Because there wouldn’t ever be and can’t ever be engineering without hope. Hope is the fuel for work. We hope for clean water, safer families, more equitable societies, environmental protection and stewardship, justice. Engineering is necessitated by the hope for better, because that is just what engineering is: a piece of the path to better. After La Esperanza, we went to Gracias, or Thanks. In Gracias, the city is planning to build a 120 L/s drinking water treatment plant with Agua Para el Pueblo and AguaClara. In Gracias, thanks to both hope and work, a water treatment plant will be built for the betterment of everyone.
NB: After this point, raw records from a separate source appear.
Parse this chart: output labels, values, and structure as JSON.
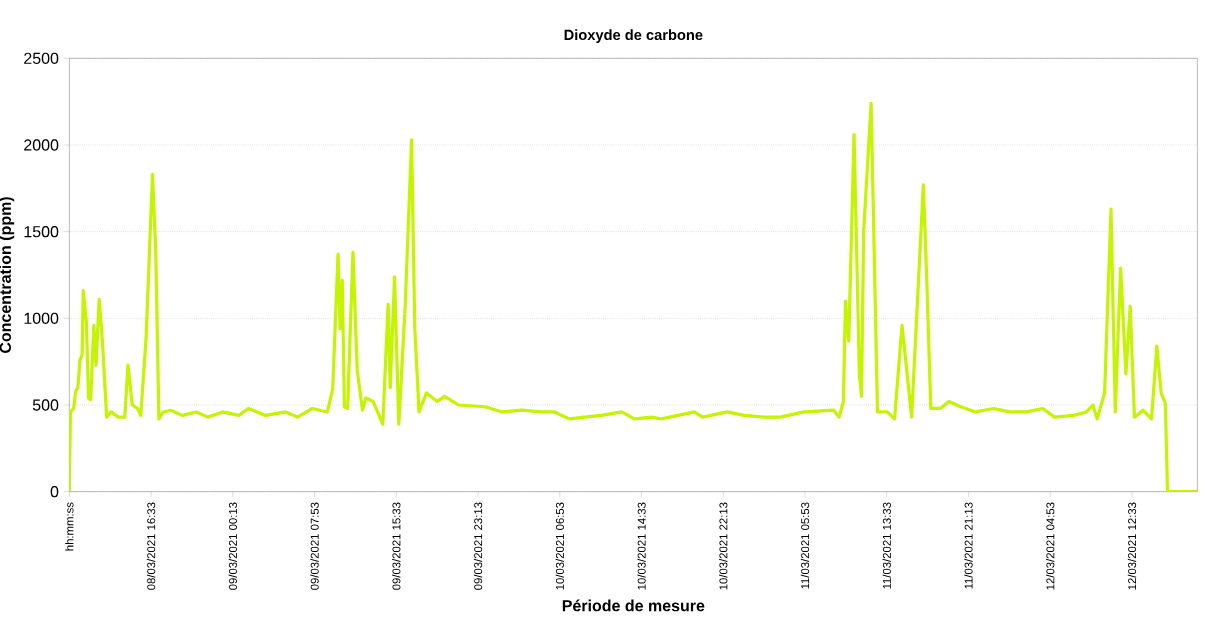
{
  "chart_data": {
    "type": "line",
    "title": "Dioxyde de carbone",
    "xlabel": "Période de mesure",
    "ylabel": "Concentration (ppm)",
    "x": [
      "2021-03-08T08:53",
      "2021-03-08T08:59",
      "2021-03-08T09:17",
      "2021-03-08T09:29",
      "2021-03-08T09:41",
      "2021-03-08T09:53",
      "2021-03-08T10:05",
      "2021-03-08T10:11",
      "2021-03-08T10:29",
      "2021-03-08T10:41",
      "2021-03-08T10:53",
      "2021-03-08T11:11",
      "2021-03-08T11:23",
      "2021-03-08T11:41",
      "2021-03-08T11:59",
      "2021-03-08T12:23",
      "2021-03-08T12:47",
      "2021-03-08T13:29",
      "2021-03-08T14:05",
      "2021-03-08T14:23",
      "2021-03-08T14:47",
      "2021-03-08T15:17",
      "2021-03-08T15:35",
      "2021-03-08T16:05",
      "2021-03-08T16:41",
      "2021-03-08T16:59",
      "2021-03-08T17:17",
      "2021-03-08T17:41",
      "2021-03-08T18:23",
      "2021-03-08T19:29",
      "2021-03-08T20:47",
      "2021-03-08T21:53",
      "2021-03-08T23:17",
      "2021-03-09T00:47",
      "2021-03-09T01:41",
      "2021-03-09T03:17",
      "2021-03-09T05:11",
      "2021-03-09T06:17",
      "2021-03-09T07:41",
      "2021-03-09T09:05",
      "2021-03-09T09:35",
      "2021-03-09T10:05",
      "2021-03-09T10:17",
      "2021-03-09T10:29",
      "2021-03-09T10:41",
      "2021-03-09T10:59",
      "2021-03-09T11:29",
      "2021-03-09T11:53",
      "2021-03-09T12:23",
      "2021-03-09T12:41",
      "2021-03-09T13:23",
      "2021-03-09T14:17",
      "2021-03-09T14:47",
      "2021-03-09T14:59",
      "2021-03-09T15:23",
      "2021-03-09T15:47",
      "2021-03-09T16:23",
      "2021-03-09T16:59",
      "2021-03-09T17:17",
      "2021-03-09T17:41",
      "2021-03-09T18:23",
      "2021-03-09T19:23",
      "2021-03-09T20:05",
      "2021-03-09T21:23",
      "2021-03-09T23:53",
      "2021-03-10T01:29",
      "2021-03-10T03:17",
      "2021-03-10T05:11",
      "2021-03-10T06:23",
      "2021-03-10T07:47",
      "2021-03-10T09:11",
      "2021-03-10T10:47",
      "2021-03-10T12:41",
      "2021-03-10T13:53",
      "2021-03-10T15:29",
      "2021-03-10T16:23",
      "2021-03-10T17:59",
      "2021-03-10T19:29",
      "2021-03-10T20:17",
      "2021-03-10T22:35",
      "2021-03-11T00:11",
      "2021-03-11T02:05",
      "2021-03-11T03:35",
      "2021-03-11T05:47",
      "2021-03-11T08:35",
      "2021-03-11T09:05",
      "2021-03-11T09:29",
      "2021-03-11T09:41",
      "2021-03-11T09:59",
      "2021-03-11T10:29",
      "2021-03-11T10:59",
      "2021-03-11T11:11",
      "2021-03-11T11:23",
      "2021-03-11T12:05",
      "2021-03-11T12:41",
      "2021-03-11T13:35",
      "2021-03-11T14:17",
      "2021-03-11T14:59",
      "2021-03-11T15:53",
      "2021-03-11T16:29",
      "2021-03-11T16:59",
      "2021-03-11T17:17",
      "2021-03-11T17:41",
      "2021-03-11T18:35",
      "2021-03-11T19:23",
      "2021-03-11T20:29",
      "2021-03-11T21:53",
      "2021-03-11T23:35",
      "2021-03-12T01:05",
      "2021-03-12T02:41",
      "2021-03-12T04:11",
      "2021-03-12T05:17",
      "2021-03-12T07:05",
      "2021-03-12T08:17",
      "2021-03-12T08:53",
      "2021-03-12T09:17",
      "2021-03-12T09:59",
      "2021-03-12T10:35",
      "2021-03-12T10:59",
      "2021-03-12T11:29",
      "2021-03-12T11:59",
      "2021-03-12T12:23",
      "2021-03-12T12:47",
      "2021-03-12T13:35",
      "2021-03-12T14:23",
      "2021-03-12T14:53",
      "2021-03-12T15:17",
      "2021-03-12T15:41",
      "2021-03-12T15:53",
      "2021-03-12T18:41"
    ],
    "values": [
      0,
      460,
      480,
      580,
      600,
      760,
      790,
      1160,
      980,
      540,
      530,
      960,
      730,
      1110,
      870,
      430,
      460,
      430,
      430,
      730,
      500,
      480,
      440,
      890,
      1830,
      1400,
      420,
      460,
      470,
      440,
      460,
      430,
      460,
      440,
      480,
      440,
      460,
      430,
      480,
      460,
      590,
      1370,
      940,
      1220,
      490,
      480,
      1380,
      700,
      470,
      540,
      520,
      390,
      1080,
      600,
      1240,
      390,
      1070,
      2030,
      940,
      460,
      570,
      520,
      550,
      500,
      490,
      460,
      470,
      460,
      460,
      420,
      430,
      440,
      460,
      420,
      430,
      420,
      440,
      460,
      430,
      460,
      440,
      430,
      430,
      460,
      470,
      430,
      520,
      1100,
      870,
      2060,
      680,
      550,
      1500,
      2240,
      460,
      460,
      420,
      960,
      430,
      1160,
      1770,
      1260,
      480,
      480,
      520,
      490,
      460,
      480,
      460,
      460,
      480,
      430,
      440,
      460,
      500,
      420,
      570,
      1630,
      460,
      1290,
      680,
      1070,
      430,
      470,
      420,
      840,
      570,
      510,
      0,
      0
    ],
    "color": "#c4f400",
    "xlim": [
      "2021-03-08T08:53",
      "2021-03-12T18:41"
    ],
    "xticks": [
      {
        "value": "2021-03-08T08:53",
        "label": "hh:mm:ss"
      },
      {
        "value": "2021-03-08T16:33",
        "label": "08/03/2021 16:33"
      },
      {
        "value": "2021-03-09T00:13",
        "label": "09/03/2021 00:13"
      },
      {
        "value": "2021-03-09T07:53",
        "label": "09/03/2021 07:53"
      },
      {
        "value": "2021-03-09T15:33",
        "label": "09/03/2021 15:33"
      },
      {
        "value": "2021-03-09T23:13",
        "label": "09/03/2021 23:13"
      },
      {
        "value": "2021-03-10T06:53",
        "label": "10/03/2021 06:53"
      },
      {
        "value": "2021-03-10T14:33",
        "label": "10/03/2021 14:33"
      },
      {
        "value": "2021-03-10T22:13",
        "label": "10/03/2021 22:13"
      },
      {
        "value": "2021-03-11T05:53",
        "label": "11/03/2021 05:53"
      },
      {
        "value": "2021-03-11T13:33",
        "label": "11/03/2021 13:33"
      },
      {
        "value": "2021-03-11T21:13",
        "label": "11/03/2021 21:13"
      },
      {
        "value": "2021-03-12T04:53",
        "label": "12/03/2021 04:53"
      },
      {
        "value": "2021-03-12T12:33",
        "label": "12/03/2021 12:33"
      }
    ],
    "ylim": [
      0,
      2500
    ],
    "yticks": [
      0,
      500,
      1000,
      1500,
      2000,
      2500
    ],
    "grid": "y",
    "line_style": "solid"
  }
}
There are so many parts of this trip that I will remember. Walking into the first plant in Cuatro Comunidades was peaceful and inspiring. Seeing large flocs in the flocculator disappear by the top of the sedimentation tank was beautiful. Working on the 1 L/s plant assembly and then learning that it was delivering 0 NTU water after only a few days was exhilarating. Staying with a family in Las Vegas and sharing the universal language of love was emotional. Belly-laughing without restraint with my teammates after a long day of work was liberating. Seeing the mountains jutting towards the sky with narrow ridges, the fog lifting from the valleys, hammocks slung under even the smallest piece of shade, clothes hung out to dry in backyards of concrete homes, cows and horses tied to ropes that are attached to nothing, coffee farms and drying beans, red earthed stoneware, gardens overflowing with wildflowers, was breathtaking.
These moments will become the well from which I draw strength to fuel the hard work, early mornings, and late nights. Because now, I feel like I have hope with me. With AguaClara, Honduras, my teammates, my professors, my friends, my studies, my nature, I will work to keep hope with me.
Hope is engineering.
Engineering is love.
Hope is love (and I am loving hope).